What? I can’t do cryptics to save my bloody life.

  “What do you think this one is, Allie?” she says out loud, as if Ailish were, in fact, sitting by her side.

  She looks at the clock again: 5:10. Does she tell Ivy the truth or not? And is it really a big deal when all she was doing was trying to protect a man from another disappointment? And after Ivy’s divorce, she couldn’t bear telling her he would no longer be the man he was. Ivy needs a strong, confident, and motivated father figure in her life. Not another weak and vulnerable influence to push her further down a dead-end road. So she made sure Ivy would never find out, by bribing his brother. Knowing very well he didn’t have the funds to rehabilitate Roger in a private hospital, it was an offer he couldn’t refuse.

  My actions were justifiable.

  “Right.
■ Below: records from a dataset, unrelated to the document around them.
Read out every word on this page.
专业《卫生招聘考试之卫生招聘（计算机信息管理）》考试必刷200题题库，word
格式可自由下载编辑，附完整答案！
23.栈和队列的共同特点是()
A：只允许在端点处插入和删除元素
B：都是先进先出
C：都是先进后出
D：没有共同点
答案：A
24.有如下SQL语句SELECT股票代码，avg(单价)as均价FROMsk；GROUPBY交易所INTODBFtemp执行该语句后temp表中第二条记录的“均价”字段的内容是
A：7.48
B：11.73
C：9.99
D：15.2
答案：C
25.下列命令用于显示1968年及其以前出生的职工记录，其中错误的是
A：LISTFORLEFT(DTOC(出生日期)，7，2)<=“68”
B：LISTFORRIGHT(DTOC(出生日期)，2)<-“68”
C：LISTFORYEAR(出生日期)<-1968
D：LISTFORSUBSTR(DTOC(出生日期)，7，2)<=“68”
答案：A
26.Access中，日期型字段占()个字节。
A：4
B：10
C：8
You’re impossible,” she says to the crossword as she sifts for the entertainment section.

  What movies are on tonight? How ’bout it? A place where we won’t have to talk. That will at least get me through the first night. Eleanor clicks her tongue. “Relatively stress-free.”

  Ivy

  Ivy and Amir roll into Eleanor’s driveway in his company Smart. Amir has recently been promoted to cabin crew supervisor, and he seems proud of it. Probably more proud than he would have been if they were still together. A sign that he has most definitely moved on. Right?

  He switches off the ignition and turns to face her. The combination of crisp car interior and Allure Homme aftershave tickles Ivy’s nose. Ivy smiles and sighs, ogling Amir in his chic black-and-beige uniform, wondering whether it would be inappropriate to kiss him on the cheek for being so polite to drive her home. Amir clears his throat, pulls up the hand brake, and slips the gear stick into Neutral.